La responsabilidad de asistir a las actividades de su iglesia. “Mantengamos firme, sin fluctuar, la profesión de nuestra esperanza, porque fiel es el que prometió. Y considerémonos unos a otros para estimularnos al amor y a las buenas obras; no dejando de congregarnos, como algunos tienen por costumbre, sino exhortándonos; y tanto más, cuanto veis que aquel día se acerca” (Hebreos 10:23–25)

 

La responsabilidad de sujetarse al pastor de la iglesia. “Obedeced a vuestros pastores, y sujetaos a ellos; porque ellos velan por vuestras almas, como quienes han de dar cuenta; para que lo hagan con alegría, y no quejándose, porque esto no os es provechoso”. (Hebreos 13:17)

 

La responsabilidad de sostener económicamente a su iglesia. “Cada primer día de la semana cada uno de vosotros ponga aparte algo, según haya prosperado, guardándolo, para que cuando yo llegue no se recojan entonces ofrendas.” (1 Corintios 16:2)

 

Jesús constituyó su iglesia.

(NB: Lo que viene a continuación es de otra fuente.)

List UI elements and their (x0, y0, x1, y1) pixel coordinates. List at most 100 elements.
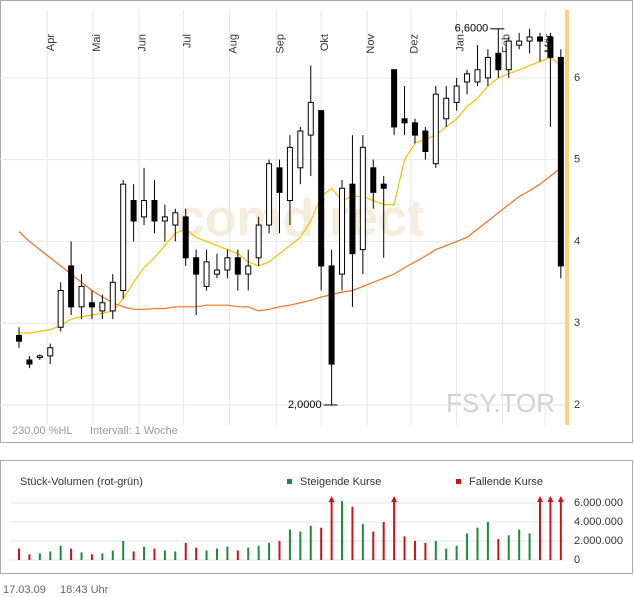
volume-bar (539, 501, 541, 560)
current-marker (565, 10, 569, 425)
overflow-arrow (328, 496, 335, 502)
candle-body (349, 183, 356, 255)
candle-body (297, 130, 304, 169)
candle-body (537, 36, 543, 42)
volume-bar (559, 501, 562, 560)
candle-body (151, 200, 158, 222)
volume-bar (382, 521, 385, 560)
volume-bar (268, 542, 271, 560)
volume-bar (28, 554, 31, 560)
legend-label: Steigende Kurse (300, 476, 381, 488)
x-tick-label: Apr (45, 34, 57, 51)
interval-label: Intervall: 1 Woche (90, 425, 178, 437)
volume-bar (434, 540, 437, 560)
y-tick-label: 2 (574, 399, 580, 411)
volume-bar (122, 540, 125, 560)
candle-body (453, 85, 460, 103)
candle-body (161, 216, 168, 222)
volume-bar (497, 539, 500, 560)
candle-body (109, 281, 116, 312)
candle-body (99, 302, 106, 312)
volume-bar (18, 548, 20, 560)
moving-average (19, 56, 562, 334)
candle-body (193, 257, 200, 275)
volume-bar (299, 531, 302, 560)
x-tick-label: Jun (137, 34, 149, 52)
candle-body (339, 187, 346, 275)
x-tick-label: Dez (409, 34, 421, 54)
y-tick-label: 4.000.000 (574, 516, 623, 528)
candle-body (443, 97, 450, 120)
candle-body (411, 122, 418, 136)
volume-bar (195, 547, 198, 560)
volume-bar (351, 506, 354, 560)
candle-body (474, 69, 481, 83)
price-panel (0, 0, 633, 443)
volume-bar (528, 533, 531, 560)
volume-bar (226, 546, 229, 560)
moving-average (18, 167, 562, 312)
x-tick-label: Sep (274, 34, 286, 54)
candle-body (68, 265, 75, 308)
volume-bar (518, 529, 521, 560)
overflow-arrow (557, 496, 564, 502)
candle-body (557, 56, 564, 267)
candle-body (182, 216, 189, 259)
volume-bar (341, 501, 344, 560)
candle-body (286, 146, 293, 202)
volume-bar (111, 550, 114, 560)
candle-body (57, 289, 64, 328)
x-tick-label: Mai (91, 34, 103, 52)
candle-body (130, 200, 137, 222)
candle-body (172, 212, 179, 226)
volume-bar (236, 550, 239, 560)
volume-bar (372, 531, 375, 560)
volume-bar (445, 548, 448, 560)
candle-body (432, 93, 439, 165)
volume-bar (320, 527, 323, 560)
legend-swatch (287, 479, 292, 484)
volume-bar (70, 548, 73, 560)
candle-body (16, 334, 22, 342)
volume-bar (549, 501, 552, 560)
candle-body (276, 167, 283, 193)
x-tick-label: Okt (319, 34, 331, 51)
volume-bar (174, 551, 177, 560)
candle-body (401, 118, 408, 124)
volume-title: Stück-Volumen (rot-grün) (20, 476, 143, 488)
symbol: FSY.TOR (446, 388, 555, 418)
candle-body (380, 183, 387, 189)
candle-body (318, 110, 325, 267)
y-tick-label: 2.000.000 (574, 535, 623, 547)
volume-bar (153, 548, 156, 560)
candle-body (234, 257, 241, 275)
volume-bar (393, 501, 396, 560)
candle-body (526, 36, 533, 42)
candle-body (26, 359, 33, 365)
volume-bar (424, 542, 427, 560)
candle-body (464, 73, 471, 83)
volume-bar (163, 550, 166, 560)
x-tick-label: Jan (455, 34, 467, 52)
candle-body (245, 265, 252, 275)
watermark: comdirect (176, 190, 425, 248)
volume-bar (309, 525, 312, 560)
volume-bar (476, 527, 479, 560)
candle-body (495, 52, 502, 71)
y-tick-label: 3 (574, 317, 580, 329)
candle-body (224, 257, 231, 271)
candle-body (422, 130, 429, 152)
candle-body (203, 261, 210, 287)
legend-label: Fallende Kurse (469, 476, 543, 488)
candle-body (36, 355, 43, 359)
candle-body (359, 146, 366, 251)
x-tick-label: Nov (365, 34, 377, 54)
range-label: 230,00 %HL (12, 425, 73, 437)
volume-bar (361, 523, 364, 560)
volume-bar (247, 547, 250, 560)
overflow-arrow (391, 496, 398, 502)
overflow-arrow (547, 496, 554, 502)
x-tick-label: Jul (182, 34, 194, 48)
candle-body (328, 265, 335, 365)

El creyente tiene que permanecer firme en la iglesia en la cual Dios lo ha colocado.

 

Mi Iglesia Ante Todo

 

Sí, mi iglesia ante todo. Hay muchas iglesias. Todas son hermanas de la mía y sus miembros también mis hermanos. Siento que debo amarlos a todos, como si fuésemos una sola familia pues así lo pide el Señor de cada uno de nosotros. Cuando oro, pido por todas las iglesias, que Dios las bendiga y las prospere y que puedan resolver los problemas a que muchas veces se enfrentan. Pido que mantengan en alto el testimonio de la fe cristiana y que proclamen el mensaje del evangelio a todos los hombres.

 

Cuando voy a dar de mi dinero, de mi talento, de mi tiempo y de todos mis haberes, debo hacerlo generosamente, sin reparar a que iglesia lo doy, pues haciéndolo así estoy contribuyendo a la obra de Dios en el mundo.

                       

Cuando voy a adorar a Dios tampoco tengo reparos de ninguna especie. Puedo hacerlo en cualquier templo o junto a cualquiera de mis hermanos. Si tu corazón es limpio, dame la mano y eso basta. Todo esos es así pero reiterar que mi iglesia es ante todo. Mi primer amor y mi primera obligación es para mí iglesia. Si, para esa iglesia donde estoy creciendo y fortaleciéndome espiritualmente. Para mi pastor que vela por mi alma y me prodiga su cuidado pastoral. Para éstos, mis  hermanos, que participan conmigo de la comunión con Dios.

 

Es mi deber atender primeramente las necesidades. De mi iglesia. Cuando mi iglesia tiene un servicio, yo no puedo dejarla e irme a otra iglesia pues ella requiere mi presencia. Yo no puedo ser candil de la demás iglesias y oscuridad en la mía.